We know the names of over a thousand players between the years 1590 and 1642. Most of them were poor*, although perhaps twenty famous actors acquired respectable estates.*


  1. An actor's wages

    Philip Henslowe paid 5 shillings a week to hired men when the company was travelling; 10 shillings a week in London. The lowest pay for players was 1 shilling per day. Although their pay was low, hired men may have looked forward to the possibility of becoming sharers. The boys of the company earned even less--in 1600 the Admiral's Men paid one boy 3 shillings per week.

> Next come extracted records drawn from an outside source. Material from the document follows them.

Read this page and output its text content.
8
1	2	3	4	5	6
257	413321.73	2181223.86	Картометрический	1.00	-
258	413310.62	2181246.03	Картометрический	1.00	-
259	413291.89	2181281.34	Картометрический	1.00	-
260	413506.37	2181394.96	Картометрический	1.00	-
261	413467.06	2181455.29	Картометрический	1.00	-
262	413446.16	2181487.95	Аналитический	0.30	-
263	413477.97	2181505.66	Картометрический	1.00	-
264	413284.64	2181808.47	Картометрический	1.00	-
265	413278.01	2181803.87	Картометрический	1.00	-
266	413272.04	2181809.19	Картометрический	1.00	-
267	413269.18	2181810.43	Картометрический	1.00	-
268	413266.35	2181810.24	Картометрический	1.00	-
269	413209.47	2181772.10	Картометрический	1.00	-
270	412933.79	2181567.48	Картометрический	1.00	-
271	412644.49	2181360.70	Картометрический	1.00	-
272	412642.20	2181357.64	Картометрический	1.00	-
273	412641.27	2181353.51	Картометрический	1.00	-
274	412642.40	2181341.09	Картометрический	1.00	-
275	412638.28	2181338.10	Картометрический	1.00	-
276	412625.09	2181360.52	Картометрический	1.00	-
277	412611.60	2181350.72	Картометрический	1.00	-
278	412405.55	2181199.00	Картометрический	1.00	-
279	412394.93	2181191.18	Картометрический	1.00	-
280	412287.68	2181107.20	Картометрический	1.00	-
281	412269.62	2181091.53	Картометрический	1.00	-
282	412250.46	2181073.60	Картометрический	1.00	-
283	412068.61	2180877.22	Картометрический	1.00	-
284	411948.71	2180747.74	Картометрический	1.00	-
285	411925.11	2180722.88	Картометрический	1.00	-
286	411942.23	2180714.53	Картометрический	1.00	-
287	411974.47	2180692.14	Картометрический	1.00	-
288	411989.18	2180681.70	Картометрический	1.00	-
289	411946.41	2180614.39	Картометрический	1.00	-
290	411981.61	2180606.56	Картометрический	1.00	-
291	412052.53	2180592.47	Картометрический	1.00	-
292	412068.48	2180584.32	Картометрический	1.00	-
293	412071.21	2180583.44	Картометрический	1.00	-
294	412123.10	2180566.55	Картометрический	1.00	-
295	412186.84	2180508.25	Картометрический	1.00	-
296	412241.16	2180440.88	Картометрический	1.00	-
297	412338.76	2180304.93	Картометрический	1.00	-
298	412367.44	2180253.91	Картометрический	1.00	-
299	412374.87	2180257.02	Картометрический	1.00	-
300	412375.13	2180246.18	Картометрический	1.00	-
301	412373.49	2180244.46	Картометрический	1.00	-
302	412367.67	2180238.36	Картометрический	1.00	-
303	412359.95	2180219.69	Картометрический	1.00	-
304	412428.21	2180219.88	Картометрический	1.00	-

    The usual fee for a play at court was 10 pounds. Although it was not a great amount, the companies which played at court gained prestige and royal protection from the City Fathers. Admission to the Globe and similar theatres was approximately one penny to one shilling; the Blackfriars ranged from 6 pence, to 2 shillings and 6 pence. The gallery receipts for the Admiral's Men was £20 a week on average in 1597, according to Henslowe's Diary.

    (Go to the section on the value of money.)

  2. Respectability at last

    From 1572 to 1642, the social status of players rose, as they became connected to noble and eventually royal patrons. Elizabeth had the companies play at court four to eight times a year; James and Charles had twenty or more performances a season.